ST. PETERSBURG — After months of getting nowhere with complaints over the foreclosure of her home, Denise Lennon, 64, turned to what the government had touted as a check for bank abuses: the Independent Foreclosure Review.
But after volleys of paperwork and weeks more of waiting, Lennon's hopes of a review just took a fatal hit. The $8.5 billion settlement announced by regulators Monday will absolve banks of foreclosure-abuse allegations and end the review.
Local attorneys, housing counselors and distressed homeowners said the abrupt end meant their attempts to secure a second opinion in foreclosure cases, many of which led to evictions, could bring them little relief.

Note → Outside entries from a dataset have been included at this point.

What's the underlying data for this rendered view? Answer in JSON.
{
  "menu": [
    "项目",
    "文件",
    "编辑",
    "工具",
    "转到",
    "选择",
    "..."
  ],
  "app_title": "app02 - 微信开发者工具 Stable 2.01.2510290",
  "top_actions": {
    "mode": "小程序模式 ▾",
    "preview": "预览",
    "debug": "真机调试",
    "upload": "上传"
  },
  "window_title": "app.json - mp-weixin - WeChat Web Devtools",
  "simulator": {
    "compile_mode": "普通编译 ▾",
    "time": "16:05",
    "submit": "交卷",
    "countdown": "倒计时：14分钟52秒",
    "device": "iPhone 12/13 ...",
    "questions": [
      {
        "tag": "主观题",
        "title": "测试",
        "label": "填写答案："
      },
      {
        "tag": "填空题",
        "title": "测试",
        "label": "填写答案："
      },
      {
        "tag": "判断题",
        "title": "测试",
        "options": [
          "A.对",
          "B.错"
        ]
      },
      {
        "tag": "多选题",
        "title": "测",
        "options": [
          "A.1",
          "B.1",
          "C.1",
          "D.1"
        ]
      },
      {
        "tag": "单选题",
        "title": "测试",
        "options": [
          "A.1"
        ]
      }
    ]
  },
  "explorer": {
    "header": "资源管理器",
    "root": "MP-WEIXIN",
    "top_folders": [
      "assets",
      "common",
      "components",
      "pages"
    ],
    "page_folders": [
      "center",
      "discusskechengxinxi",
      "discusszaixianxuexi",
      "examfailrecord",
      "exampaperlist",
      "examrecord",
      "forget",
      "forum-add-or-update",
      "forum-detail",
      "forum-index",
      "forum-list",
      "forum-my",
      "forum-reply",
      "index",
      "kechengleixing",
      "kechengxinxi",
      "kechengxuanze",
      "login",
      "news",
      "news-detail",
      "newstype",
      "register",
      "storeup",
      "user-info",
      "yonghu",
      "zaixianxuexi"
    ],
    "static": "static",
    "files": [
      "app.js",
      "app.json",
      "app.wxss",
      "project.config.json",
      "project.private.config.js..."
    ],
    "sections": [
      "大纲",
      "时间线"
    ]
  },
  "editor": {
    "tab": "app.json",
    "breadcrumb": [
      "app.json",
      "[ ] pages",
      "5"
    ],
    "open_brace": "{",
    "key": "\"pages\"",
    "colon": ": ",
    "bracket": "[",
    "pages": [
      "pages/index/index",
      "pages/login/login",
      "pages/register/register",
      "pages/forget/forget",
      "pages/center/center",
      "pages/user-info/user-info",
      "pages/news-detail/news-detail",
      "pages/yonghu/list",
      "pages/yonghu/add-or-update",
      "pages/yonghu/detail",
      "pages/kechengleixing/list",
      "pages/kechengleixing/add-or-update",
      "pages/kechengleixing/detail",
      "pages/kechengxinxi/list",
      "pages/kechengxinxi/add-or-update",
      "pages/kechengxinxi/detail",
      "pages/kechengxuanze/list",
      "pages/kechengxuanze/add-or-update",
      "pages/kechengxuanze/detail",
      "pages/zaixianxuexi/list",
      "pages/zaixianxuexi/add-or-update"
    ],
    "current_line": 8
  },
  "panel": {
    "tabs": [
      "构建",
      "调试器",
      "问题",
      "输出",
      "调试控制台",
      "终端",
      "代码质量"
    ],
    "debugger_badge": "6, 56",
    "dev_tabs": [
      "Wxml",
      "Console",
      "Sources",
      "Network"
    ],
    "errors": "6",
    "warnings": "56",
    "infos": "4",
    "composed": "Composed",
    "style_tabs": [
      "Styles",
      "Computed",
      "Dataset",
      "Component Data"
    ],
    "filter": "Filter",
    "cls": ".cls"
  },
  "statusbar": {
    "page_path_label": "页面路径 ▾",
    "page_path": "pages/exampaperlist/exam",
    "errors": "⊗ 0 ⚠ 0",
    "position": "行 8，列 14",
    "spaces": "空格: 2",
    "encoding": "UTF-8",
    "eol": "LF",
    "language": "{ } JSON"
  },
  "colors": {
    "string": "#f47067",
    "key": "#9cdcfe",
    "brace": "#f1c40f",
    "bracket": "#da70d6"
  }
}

Homeowners stand to receive a cut of the settlement money, ranging from hundreds of dollars up to $125,000, whether they filed for a review or not, the Federal Reserve said. But the size of individual payouts and whether they will adequately pay back people who lost their homes in error remain a mystery.
"Consumers put their time, their interest into this, and they just scrap it and walk away," St. Petersburg foreclosure attorney Matt Weidner said. "It's a slap in the face to consumers who filled out this paperwork to document wrongdoing, and they're told it doesn't matter."

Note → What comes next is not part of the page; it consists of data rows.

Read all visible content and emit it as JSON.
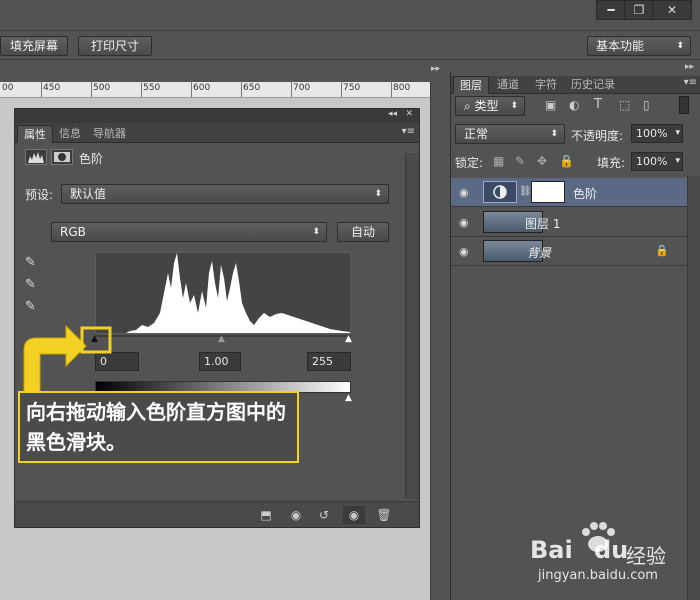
{
  "window_controls": {
    "minimize": "━",
    "restore": "❐",
    "close": "✕"
  },
  "options_bar": {
    "fill_screen": "填充屏幕",
    "print_size": "打印尺寸",
    "workspace": "基本功能"
  },
  "ruler": {
    "ticks": [
      "00",
      "450",
      "500",
      "550",
      "600",
      "650",
      "700",
      "750",
      "800"
    ]
  },
  "properties_panel": {
    "tabs": [
      "属性",
      "信息",
      "导航器"
    ],
    "title": "色阶",
    "preset_label": "预设:",
    "preset_value": "默认值",
    "channel_value": "RGB",
    "auto_button": "自动",
    "input_black": "0",
    "input_mid": "1.00",
    "input_white": "255"
  },
  "callout": {
    "text": "向右拖动输入色阶直方图中的黑色滑块。"
  },
  "layers_panel": {
    "tabs": [
      "图层",
      "通道",
      "字符",
      "历史记录"
    ],
    "filter_kind": "类型",
    "blend_mode": "正常",
    "opacity_label": "不透明度:",
    "opacity_value": "100%",
    "lock_label": "锁定:",
    "fill_label": "填充:",
    "fill_value": "100%",
    "layers": [
      {
        "name": "色阶",
        "type": "adjustment"
      },
      {
        "name": "图层 1",
        "type": "image"
      },
      {
        "name": "背景",
        "type": "background"
      }
    ]
  },
  "watermark": {
    "brand": "Bai",
    "brand2": "du",
    "product": "经验",
    "url": "jingyan.baidu.com"
  },
  "colors": {
    "accent_yellow": "#f2d024",
    "panel_bg": "#535353",
    "selected_layer": "#5a6a85"
  }
}
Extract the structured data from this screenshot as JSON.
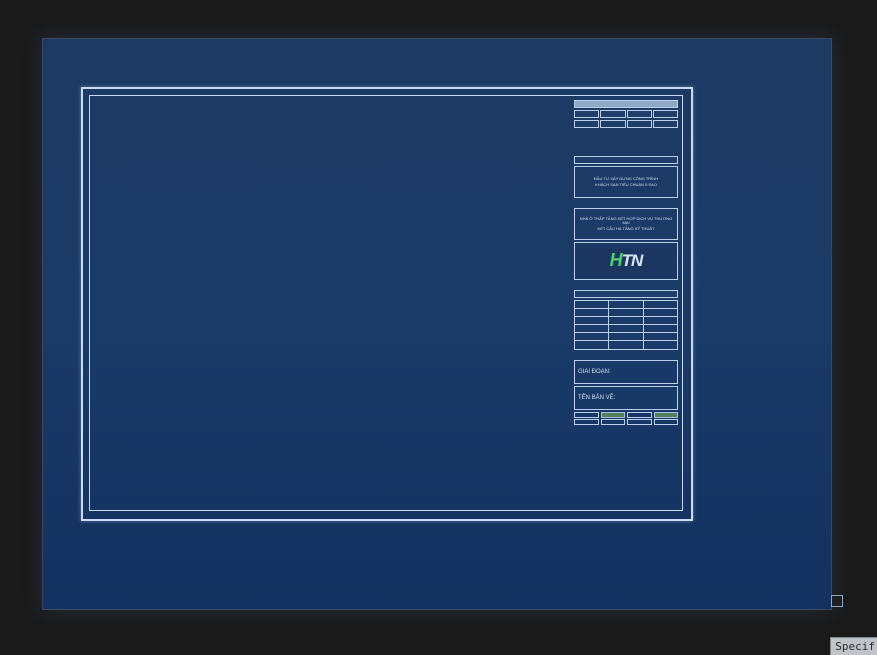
{
  "titleblock": {
    "header_cells": [
      "",
      "",
      ""
    ],
    "header_cells_b": [
      "",
      "",
      "",
      ""
    ],
    "header_cells_c": [
      "",
      "",
      "",
      ""
    ],
    "info1": {
      "line1": "ĐẦU TƯ XÂY DỰNG CÔNG TRÌNH",
      "line2": "KHÁCH SẠN TIÊU CHUẨN 5 SAO"
    },
    "info2": {
      "line1": "NHÀ Ở THẤP TẦNG KẾT HỢP DỊCH VỤ THƯƠNG MẠI",
      "line2": "KẾT CẤU HẠ TẦNG KỸ THUẬT"
    },
    "logo": {
      "left": "H",
      "right": "TN"
    },
    "table_rows": 6,
    "table_cols": 3,
    "name_label": "GIAI ĐOẠN: ",
    "drawing_label": "TÊN BẢN VẼ:",
    "footer": {
      "row1": [
        "",
        "",
        "",
        ""
      ],
      "row2": [
        "",
        "",
        "",
        ""
      ],
      "row3": [
        "",
        "",
        "",
        ""
      ]
    }
  },
  "command": {
    "prefix": "Specif"
  }
}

Despite Tampa Bay's notoriety as a foreclosure capital of the country — more than 70,000 cases remain pending in local courts, state data released Monday show — the review never gained traction locally among homeowners in distress.

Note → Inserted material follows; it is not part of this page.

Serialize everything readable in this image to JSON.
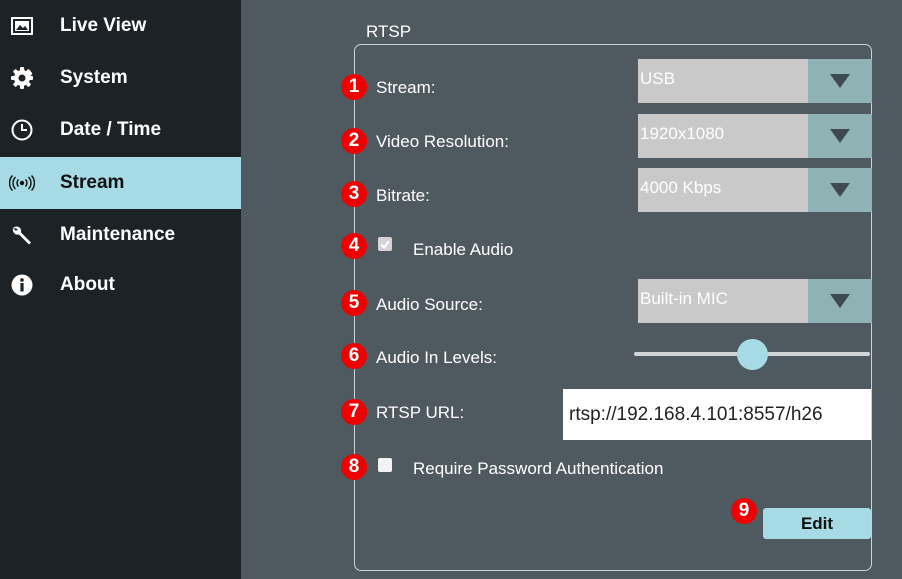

Of the 86,000 review letters mailed across Tampa Bay by September, Federal Reserve data shows, only 3,000 people replied. That 3.5 percent response rate is lower than Florida and the rest of the country, where about 5 percent replied.
Counselors said eligible borrowers did not understand the review, did not know about it or were already disenchanted by the foreclosure process. The Government Accountability Office said last year the review was "too complicated to be effective," and that review documents were written above the average American reading level, making them "too complex to be widely understood."
The few who did apply for review, like Lennon, are left wondering what their efforts earned them.
"When they saw that people were complaining they could have taken the complaints seriously and addressed those complaints. But they didn't," Lennon said. "We trusted the banks, and it was a joke."